これは李明博大統領が外交通商担当首席秘書官から、北韓に拘束されていたアメリカ人記者2人が解放されたことについて報告を受けた席で述べたもので、李明博大統領のこうした発言は、アメリカ人記者の解放と関連して、北韓に拘束されている韓国人社員の解放に向けた韓国政府の対応が消極的だという指摘が出ていることを受けたものです。

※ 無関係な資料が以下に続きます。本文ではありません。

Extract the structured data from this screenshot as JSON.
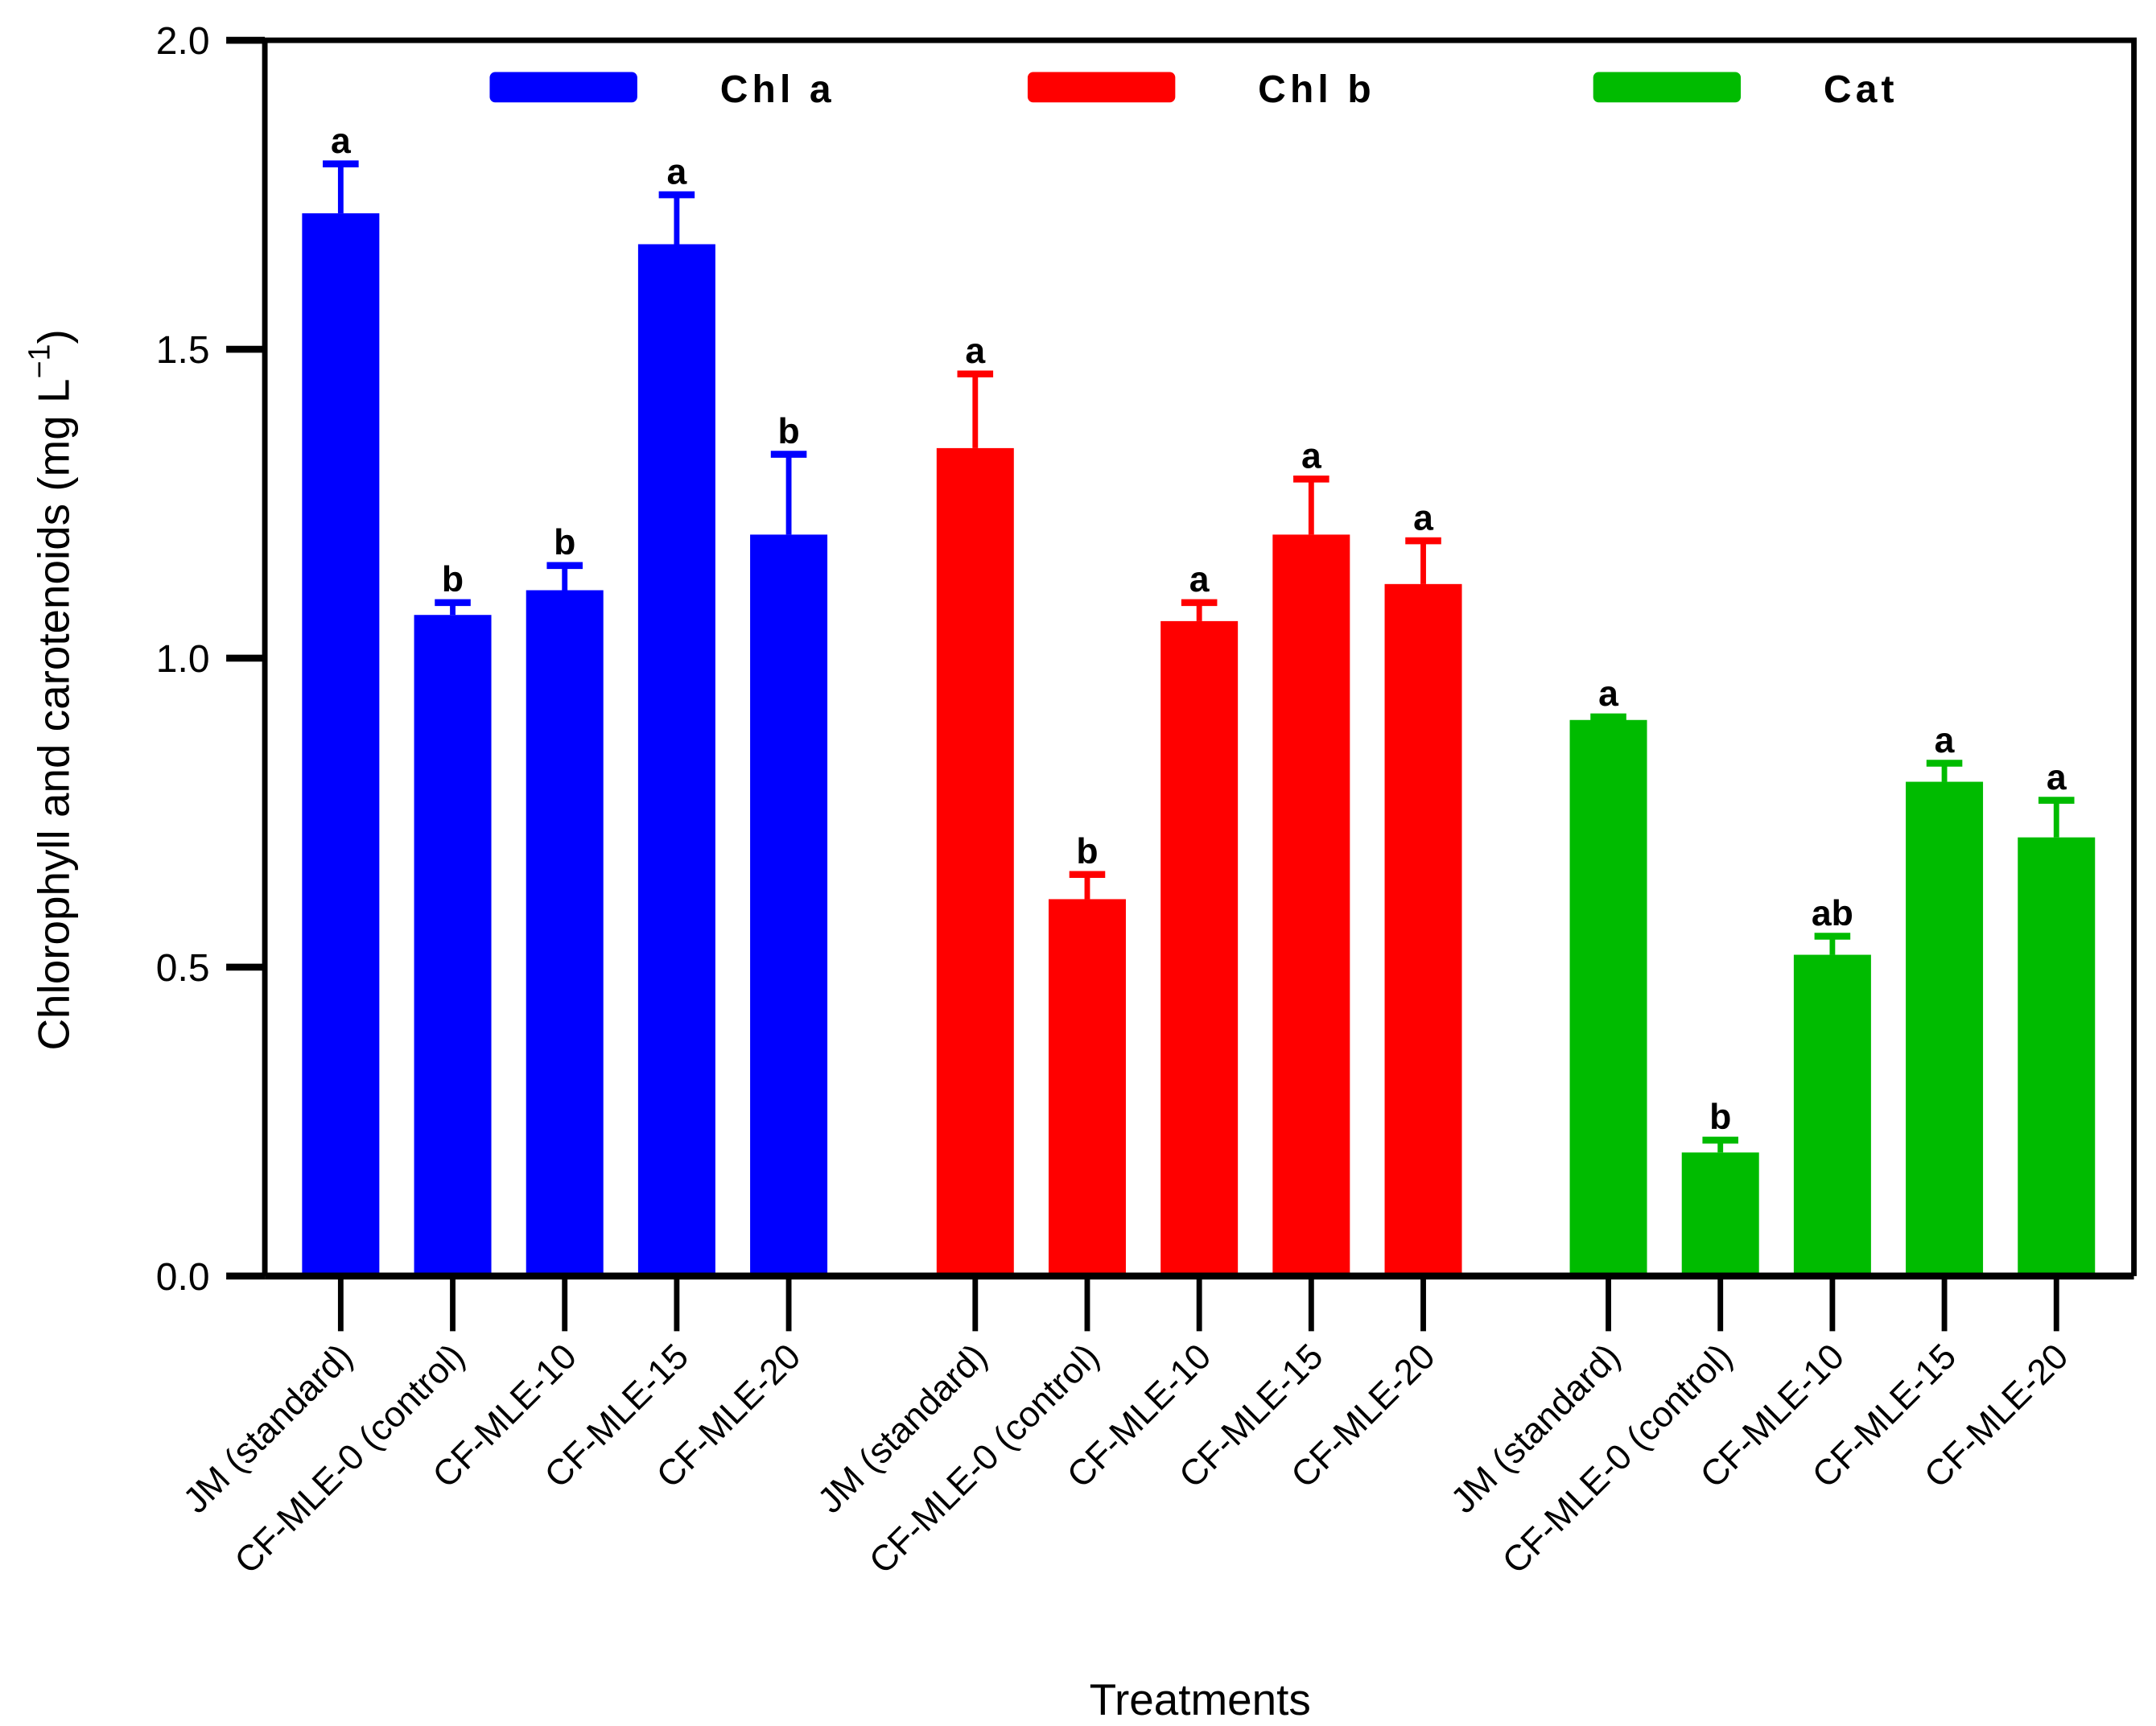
{
  "chart_data": {
    "type": "bar",
    "title": "",
    "xlabel": "Treatments",
    "ylabel": "Chlorophyll and carotenoids (mg L",
    "ylabel_superscript": "−1",
    "ylabel_close": ")",
    "ylim": [
      0,
      2.0
    ],
    "yticks": [
      "0.0",
      "0.5",
      "1.0",
      "1.5",
      "2.0"
    ],
    "grid": false,
    "legend_position": "top",
    "categories": [
      "JM (standard)",
      "CF-MLE-0 (control)",
      "CF-MLE-10",
      "CF-MLE-15",
      "CF-MLE-20"
    ],
    "series": [
      {
        "name": "Chl a",
        "color": "#0000ff",
        "values": [
          1.72,
          1.07,
          1.11,
          1.67,
          1.2
        ],
        "errors": [
          0.08,
          0.02,
          0.04,
          0.08,
          0.13
        ],
        "letters": [
          "a",
          "b",
          "b",
          "a",
          "b"
        ]
      },
      {
        "name": "Chl b",
        "color": "#ff0000",
        "values": [
          1.34,
          0.61,
          1.06,
          1.2,
          1.12
        ],
        "errors": [
          0.12,
          0.04,
          0.03,
          0.09,
          0.07
        ],
        "letters": [
          "a",
          "b",
          "a",
          "a",
          "a"
        ]
      },
      {
        "name": "Cat",
        "color": "#00bb00",
        "values": [
          0.9,
          0.2,
          0.52,
          0.8,
          0.71
        ],
        "errors": [
          0.005,
          0.02,
          0.03,
          0.03,
          0.06
        ],
        "letters": [
          "a",
          "b",
          "ab",
          "a",
          "a"
        ]
      }
    ]
  }
}
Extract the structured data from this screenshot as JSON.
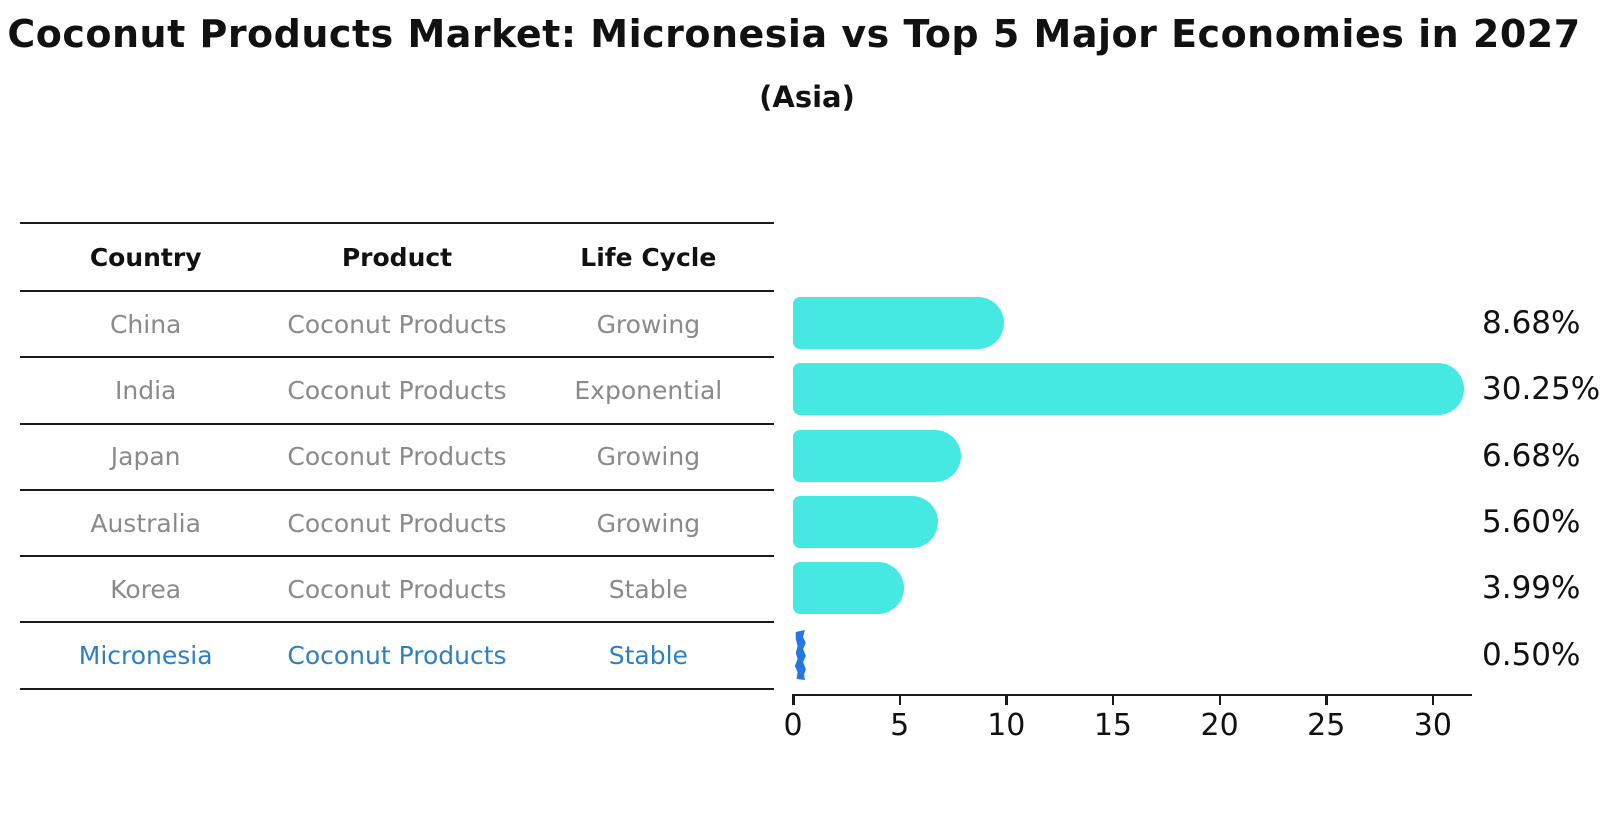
{
  "title": "Coconut Products Market: Micronesia vs Top 5 Major Economies in 2027",
  "subtitle": "(Asia)",
  "table": {
    "headers": [
      "Country",
      "Product",
      "Life Cycle"
    ],
    "rows": [
      {
        "country": "China",
        "product": "Coconut Products",
        "life_cycle": "Growing",
        "highlight": false
      },
      {
        "country": "India",
        "product": "Coconut Products",
        "life_cycle": "Exponential",
        "highlight": false
      },
      {
        "country": "Japan",
        "product": "Coconut Products",
        "life_cycle": "Growing",
        "highlight": false
      },
      {
        "country": "Australia",
        "product": "Coconut Products",
        "life_cycle": "Growing",
        "highlight": false
      },
      {
        "country": "Korea",
        "product": "Coconut Products",
        "life_cycle": "Stable",
        "highlight": false
      },
      {
        "country": "Micronesia",
        "product": "Coconut Products",
        "life_cycle": "Stable",
        "highlight": true
      }
    ]
  },
  "chart_data": {
    "type": "bar",
    "orientation": "horizontal",
    "title": "Coconut Products Market: Micronesia vs Top 5 Major Economies in 2027 (Asia)",
    "categories": [
      "China",
      "India",
      "Japan",
      "Australia",
      "Korea",
      "Micronesia"
    ],
    "values": [
      8.68,
      30.25,
      6.68,
      5.6,
      3.99,
      0.5
    ],
    "value_labels": [
      "8.68%",
      "30.25%",
      "6.68%",
      "5.60%",
      "3.99%",
      "0.50%"
    ],
    "xticks": [
      0,
      5,
      10,
      15,
      20,
      25,
      30
    ],
    "xlim": [
      0,
      31.8
    ],
    "xlabel": "",
    "ylabel": "",
    "grid": false,
    "legend": false,
    "bar_color": "#46e8e2",
    "highlight_color": "#2277e0",
    "highlight_text_color": "#2e7fc2",
    "highlight_index": 5
  }
}
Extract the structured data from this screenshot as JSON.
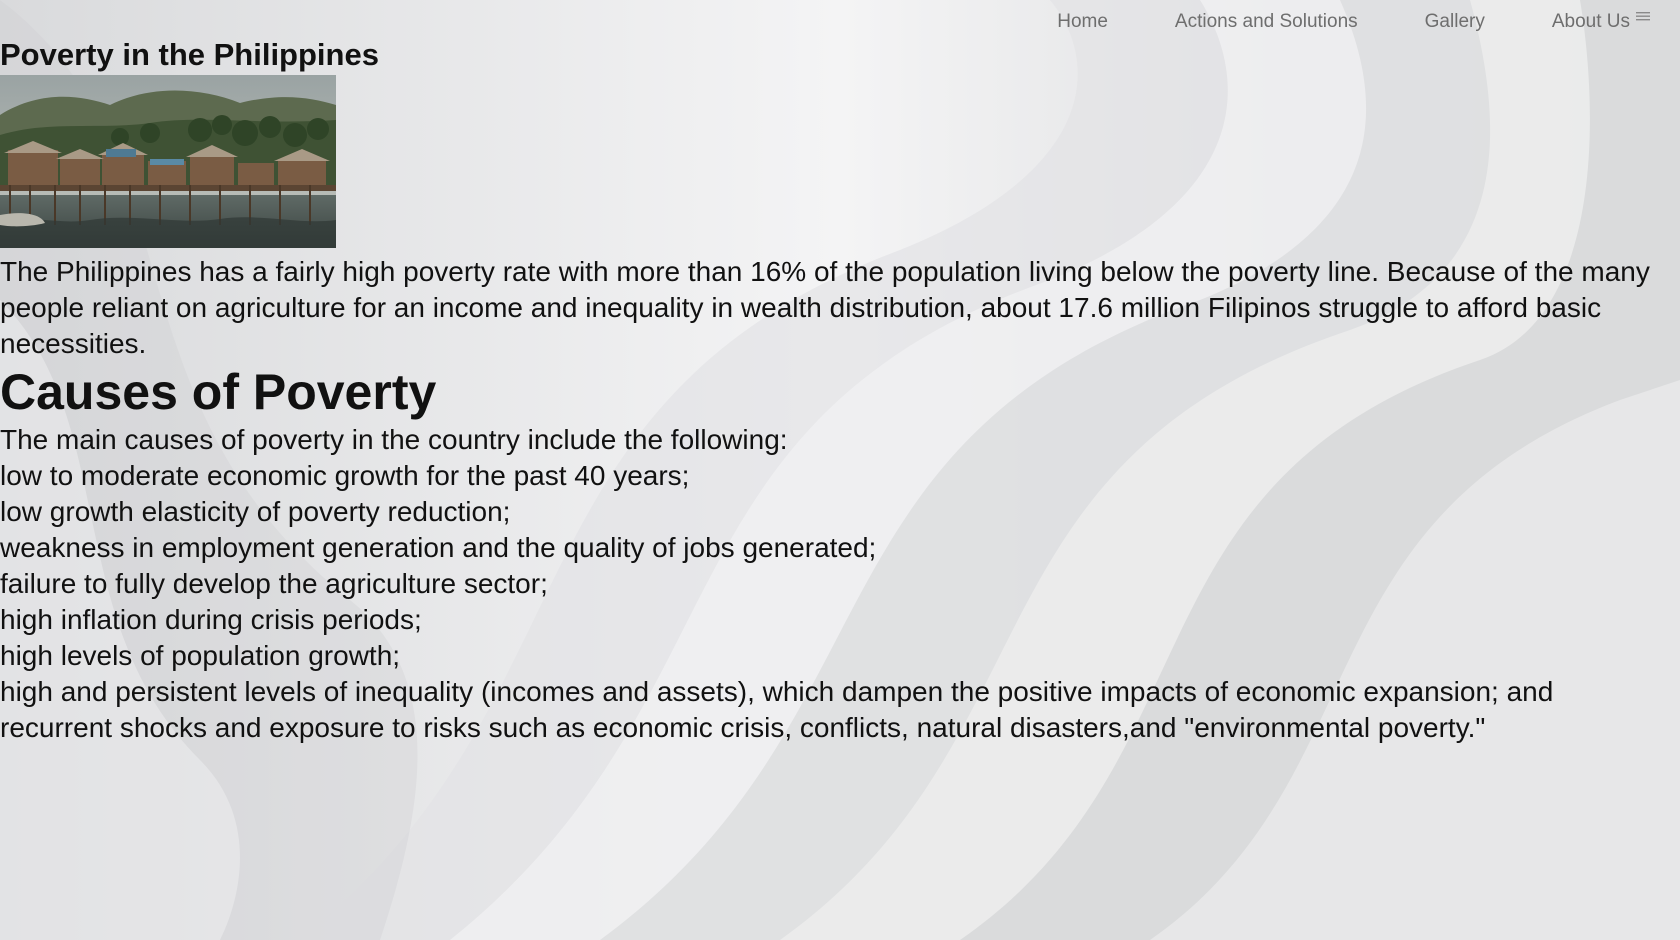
{
  "nav": {
    "items": [
      {
        "label": "Home"
      },
      {
        "label": "Actions and Solutions"
      },
      {
        "label": "Gallery"
      },
      {
        "label": "About Us"
      }
    ],
    "menu_icon": "menu-icon"
  },
  "header": {
    "title": "Poverty in the Philippines"
  },
  "intro": {
    "text": "The Philippines has a fairly high poverty rate with more than 16% of the population living below the poverty line. Because of the many people reliant on agriculture for an income and inequality in wealth distribution, about 17.6 million Filipinos struggle to afford basic necessities."
  },
  "causes": {
    "heading": "Causes of Poverty",
    "intro": "The main causes of poverty in the country include the following:",
    "items": [
      "low to moderate economic growth for the past 40 years;",
      "low growth elasticity of poverty reduction;",
      "weakness in employment generation and the quality of jobs generated;",
      "failure to fully develop the agriculture sector;",
      "high inflation during crisis periods;",
      "high levels of population growth;",
      "high and persistent levels of inequality (incomes and assets), which dampen the positive impacts of economic expansion; and",
      "recurrent shocks and exposure to risks such as economic crisis, conflicts, natural disasters,and \"environmental poverty.\""
    ]
  },
  "colors": {
    "background": "#e9eaeb",
    "text": "#111111",
    "nav_text": "#6e6e6e"
  }
}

また、李明博大統領は、アメリカ人記者の解放と関連して、「この問題で韓国政府はアメリカ政府と事前に情報を交換した」と述べ、北韓の問題について韓国とアメリカの両政府が緊密に連携していることを強調しました。
一方、開城工業団地の事業を進めている韓国の企業、現代峨山の趙建植(チョ・コンシク)社長が10日から3日間の日程で北韓を訪問することになりました。
趙建植社長は北韓の関係者と、拘束されている社員の問題について協議する予定ですが、このほど北韓がアメリカ人記者2人を解放したこともあって、何らかの進展があるのではないかと期待されています。